Diana Anaid

Location:
Sydney, Au
Type:
Artist / Band / Musician
Genre:
Rock / Pop / Alternative
Site(s):
.like' me on FB http://www.facebook.com/#!/pages/Diana-Anaid/135144381976
During Diana Anaid's hiatus from making records, she read spiritual books, looked after her dying father and bonded with her son. So if you're expecting some sappy New Age drooling about how good life is on her self-titled fourth album (out April 2010), you've caught the wrong train. As the new sinewy strumming single "Cynical On Waking" makes obvious, the earthgirl brat from Byron Bay has not shed the folk-punk attack of her first album over a decade ago.
The album has even more pissed-off moments. Opening track "Make Me Change My Name" rails at her father's absence during her teen days. Lines as "The drugs and the sex that you fed to me. Made me old too soon/ So I buried myself in music" are as compelling as they are disturbing.

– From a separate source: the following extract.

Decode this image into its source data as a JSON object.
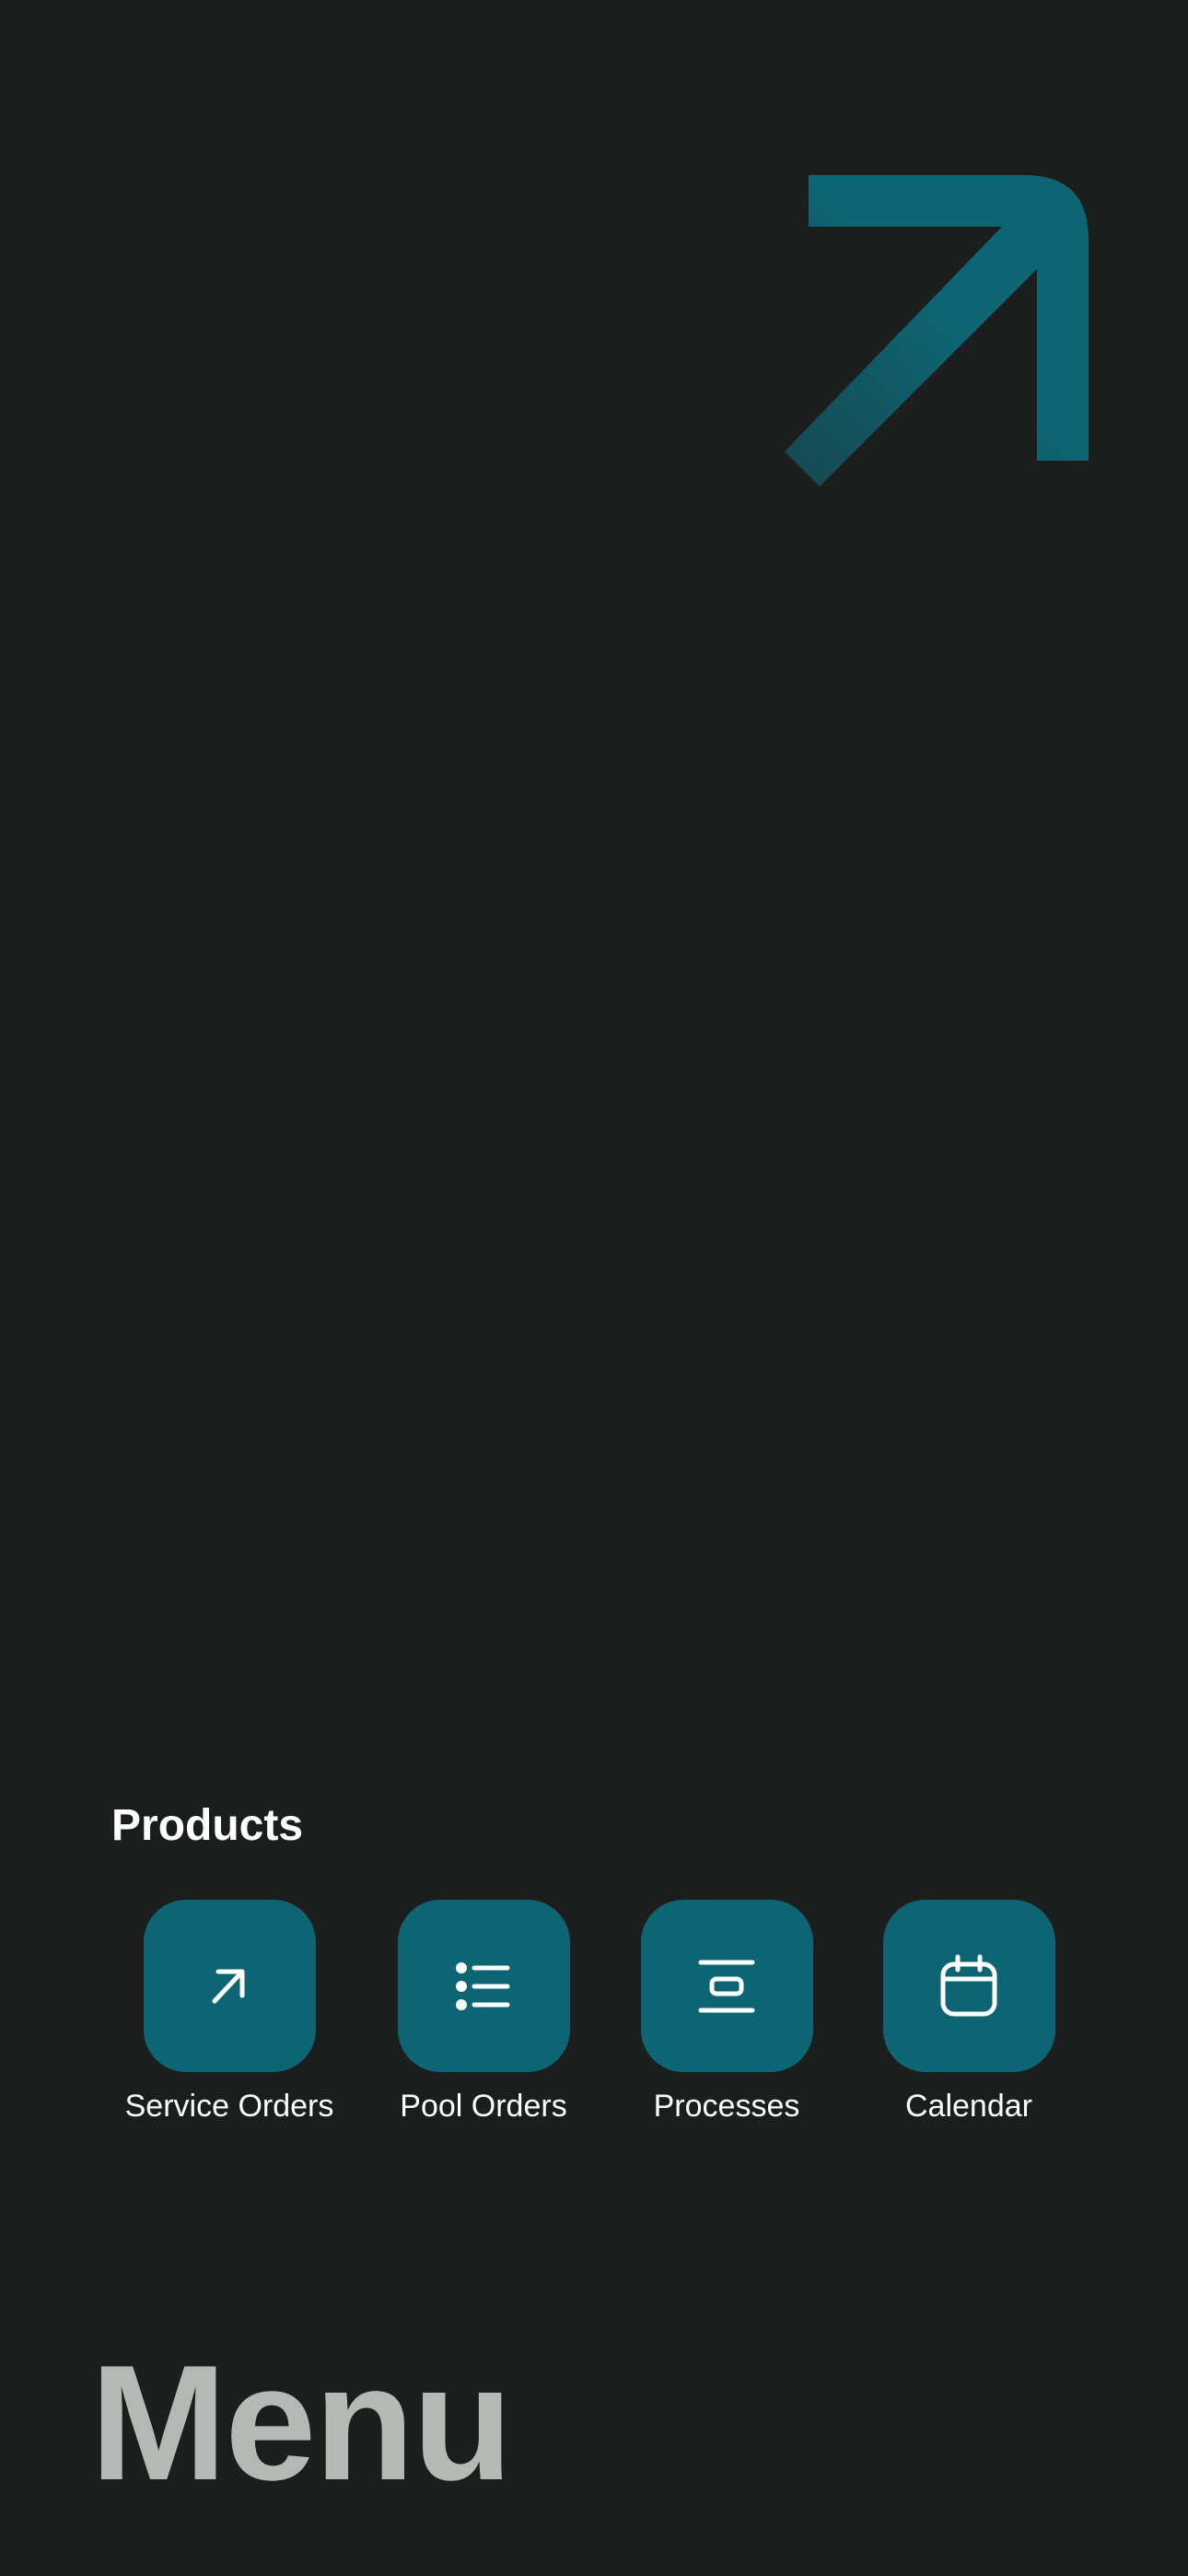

Over ten years ago, some dude told Anaid she didn't have what it took to make it in music. On each of her albums, she has penned at least one song to kick him in the bollocks with. This album is no different. We're never sure, though, it's him, or some other miscreant in the line of fire, as she spits with ill-concealed malevolence, lines like "This mess you left for me" and "what about 'friends forever?'".
But it's not all days of whine and neuroses. "Diana Anaid" is her most radio-friendly, particularly on the poignant harmony-shrouded "Black Rainbow" and melodic "Peace". Her strength always has been providing a voice to the tongue-tied and the truly disenchanted members of the 'illing. The anthemic "Nothing Special", for instance, strikes a chord when she advices, "Don't worry about the things that they say/ You can't please everyone all the time anyway." On the singalong "Get Your Freak On" she scolds gently, "You missed a million opportunities/ I'm overcoming insecurities." Her awkward love songs ("the tension in me is because of you", "The riot you made in me") make sense to people who are by nature awkward about love -and about love songs.
Anaid's well-documented childhood poverty and alienation continues to fuel her anguish and revenge. But she has developed as a tunesmith, as a communicator and as a confessor. Her voice has never been more expressive. This is her most "balanced" record to date. Or, maybe you're drawn into her world because she's learned new ways to piss off the people she wants to piss off, and new ways to embrace the people whom she wants to embrace.